La Mongolia è un ambiente aspro, caratterizzato da infinite steppe, qualche foresta e una parte del deserto del Gobi che si sviluppa nella sua parte meridionale. Una destinazione difficile, adatta a coloro in grado di apprezzarne le peculiarità. Il deserto del Gobi, con la sua posizione strategica lungo la Via della Seta, costituisce il cuore della cultura mongola: da qui il condottiero Gengis Khan partì con il suo esercito alla conquista di Asia, Medio Oriente e Europa orientale. Si tratta di un deserto prevalentemente roccioso con poche dune di sabbia, dove le condizioni climatiche sono particolarmente estreme (dai 40° estivi ai -40° invernali). Chi vi si avventura incontra una miriade di pastori seminomadi che si spostano in sella a cavalli e cammelli, ma soprattutto si imbatte nei loro “piccoli universi smontabili”, le gher, ovvero le antichissime abitazioni mongole.
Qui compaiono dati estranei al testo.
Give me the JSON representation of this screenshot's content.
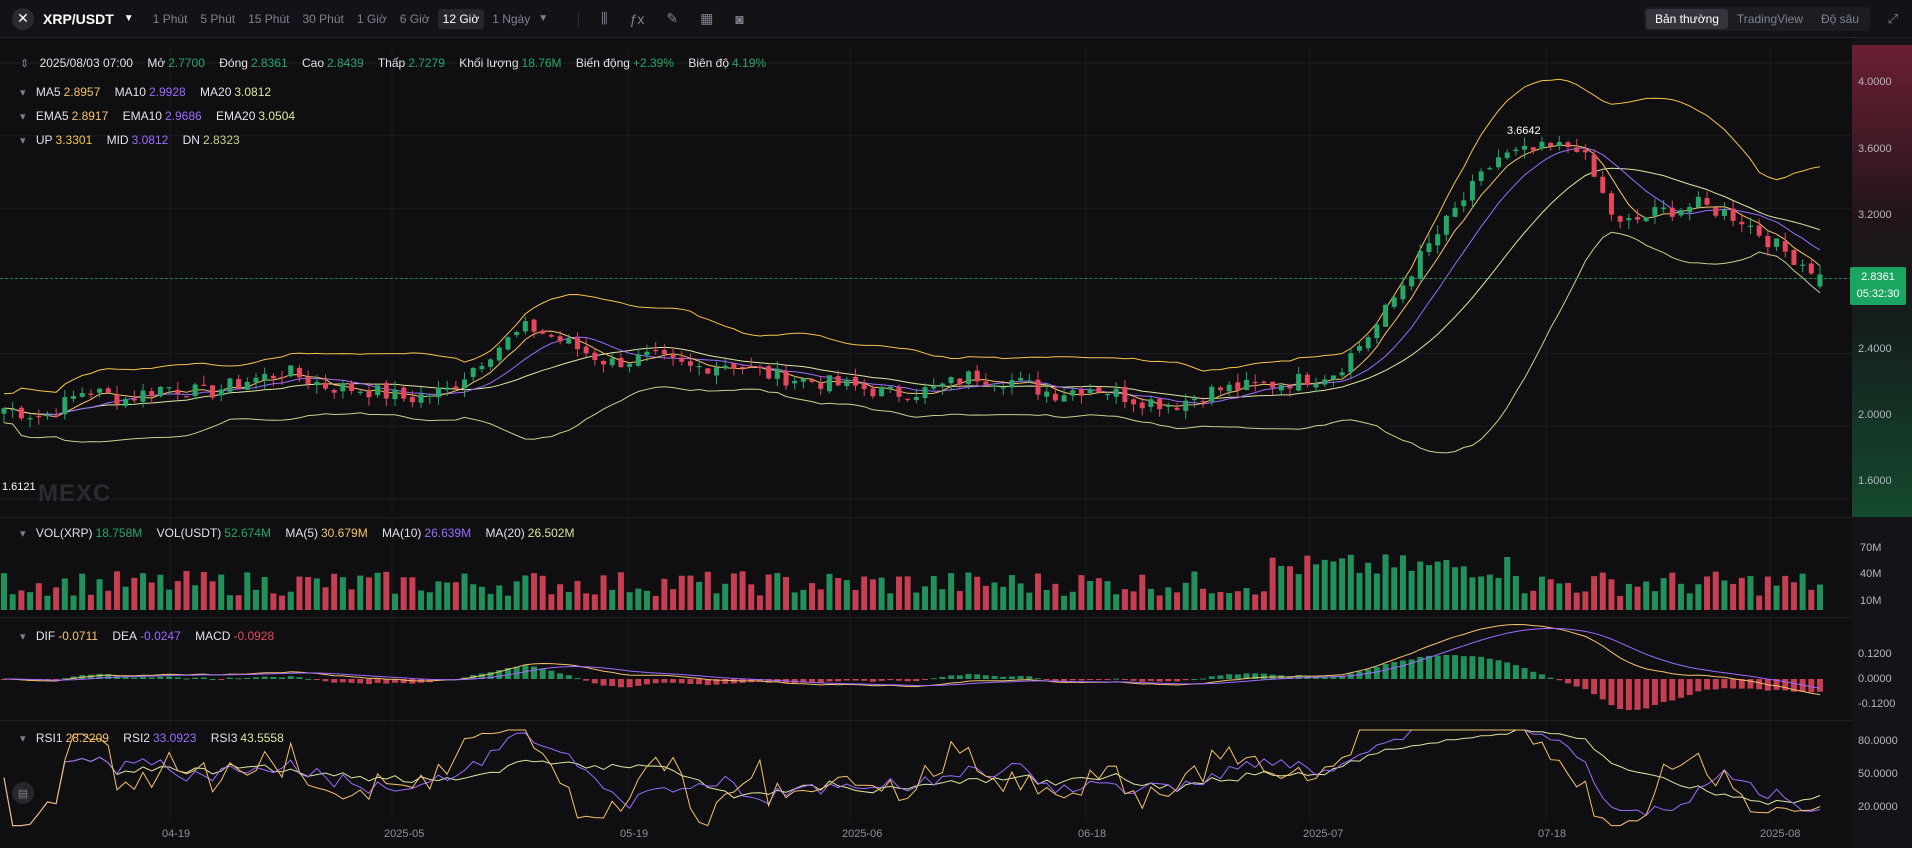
{
  "toolbar": {
    "pair": "XRP/USDT",
    "timeframes": [
      "1 Phút",
      "5 Phút",
      "15 Phút",
      "30 Phút",
      "1 Giờ",
      "6 Giờ",
      "12 Giờ",
      "1 Ngày"
    ],
    "active_timeframe": "12 Giờ",
    "modes": [
      "Bản thường",
      "TradingView",
      "Độ sâu"
    ],
    "active_mode": "Bản thường",
    "icons": [
      "candle-type-icon",
      "indicator-icon",
      "draw-icon",
      "layout-icon",
      "camera-icon"
    ]
  },
  "ohlc": {
    "date": "2025/08/03 07:00",
    "open_label": "Mở",
    "open": "2.7700",
    "close_label": "Đóng",
    "close": "2.8361",
    "high_label": "Cao",
    "high": "2.8439",
    "low_label": "Thấp",
    "low": "2.7279",
    "volume_label": "Khối lượng",
    "volume": "18.76M",
    "change_label": "Biến động",
    "change": "+2.39%",
    "amplitude_label": "Biên độ",
    "amplitude": "4.19%"
  },
  "ma": {
    "ma5_label": "MA5",
    "ma5": "2.8957",
    "ma10_label": "MA10",
    "ma10": "2.9928",
    "ma20_label": "MA20",
    "ma20": "3.0812"
  },
  "ema": {
    "ema5_label": "EMA5",
    "ema5": "2.8917",
    "ema10_label": "EMA10",
    "ema10": "2.9686",
    "ema20_label": "EMA20",
    "ema20": "3.0504"
  },
  "boll": {
    "up_label": "UP",
    "up": "3.3301",
    "mid_label": "MID",
    "mid": "3.0812",
    "dn_label": "DN",
    "dn": "2.8323"
  },
  "vol": {
    "xrp_label": "VOL(XRP)",
    "xrp": "18.758M",
    "usdt_label": "VOL(USDT)",
    "usdt": "52.674M",
    "ma5_label": "MA(5)",
    "ma5": "30.679M",
    "ma10_label": "MA(10)",
    "ma10": "26.639M",
    "ma20_label": "MA(20)",
    "ma20": "26.502M",
    "axis": [
      "70M",
      "40M",
      "10M"
    ]
  },
  "macd": {
    "dif_label": "DIF",
    "dif": "-0.0711",
    "dea_label": "DEA",
    "dea": "-0.0247",
    "macd_label": "MACD",
    "macd": "-0.0928",
    "axis": [
      "0.1200",
      "0.0000",
      "-0.1200"
    ]
  },
  "rsi": {
    "rsi1_label": "RSI1",
    "rsi1": "28.2209",
    "rsi2_label": "RSI2",
    "rsi2": "33.0923",
    "rsi3_label": "RSI3",
    "rsi3": "43.5558",
    "axis": [
      "80.0000",
      "50.0000",
      "20.0000"
    ]
  },
  "price_axis": [
    "4.0000",
    "3.6000",
    "3.2000",
    "2.4000",
    "2.0000",
    "1.6000"
  ],
  "current_price": {
    "price": "2.8361",
    "countdown": "05:32:30"
  },
  "annotations": {
    "max": "3.6642",
    "min": "1.6121"
  },
  "watermark": "MEXC",
  "x_axis": [
    "04-19",
    "2025-05",
    "05-19",
    "2025-06",
    "06-18",
    "2025-07",
    "07-18",
    "2025-08"
  ],
  "colors": {
    "up": "#26a769",
    "down": "#e5475d",
    "ma5": "#f5c26b",
    "ma10": "#9c6cff",
    "ma20": "#dfe6a0",
    "boll_up": "#f7c548",
    "boll_dn": "#c9d38a",
    "price_line": "#1aa661"
  },
  "chart_data": {
    "type": "candlestick",
    "symbol": "XRP/USDT",
    "interval": "12 Giờ",
    "x_ticks": [
      "04-19",
      "2025-05",
      "05-19",
      "2025-06",
      "06-18",
      "2025-07",
      "07-18",
      "2025-08"
    ],
    "y_ticks": [
      1.6,
      2.0,
      2.4,
      3.2,
      3.6,
      4.0
    ],
    "ylim": [
      1.5,
      4.1
    ],
    "close_approx": [
      2.1,
      2.05,
      2.2,
      2.15,
      2.22,
      2.18,
      2.25,
      2.3,
      2.22,
      2.2,
      2.15,
      2.2,
      2.4,
      2.55,
      2.45,
      2.35,
      2.38,
      2.32,
      2.35,
      2.28,
      2.25,
      2.22,
      2.18,
      2.2,
      2.28,
      2.25,
      2.18,
      2.22,
      2.15,
      2.12,
      2.2,
      2.22,
      2.25,
      2.3,
      2.55,
      2.9,
      3.2,
      3.48,
      3.52,
      3.55,
      3.1,
      3.18,
      3.22,
      3.15,
      2.98,
      2.84
    ],
    "last": {
      "open": 2.77,
      "close": 2.8361,
      "high": 2.8439,
      "low": 2.7279
    },
    "marked_high": 3.6642,
    "marked_low": 1.6121
  }
}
Bianche, di forma circolare, di non più di 20 metri quadrati, le gher o yurte sono dei capolavori di funzionalità: una pavimentazione in legno di salice sostiene dei pali riuniti a formare una calotta, la quale viene ricoperta esternamente da una tenda di feltro e pelli che ripara dal freddo. L’interno colpisce per l’atmosfera calda, accogliente, dominata dal profumo di cuoio e tabacco e da cromie arancio, oro e ambra. Al centro vi è una stufa di ghisa, usata per cucinare e come focolare, ai lati i letti - a sinistra quelli degli uomini e a destra quelli delle donne. Gli arredi di selle e cassapanche cesellate e decorate, i tappeti rossi e gli incensi conferiscono all’ambiente un tono sacro e mistico.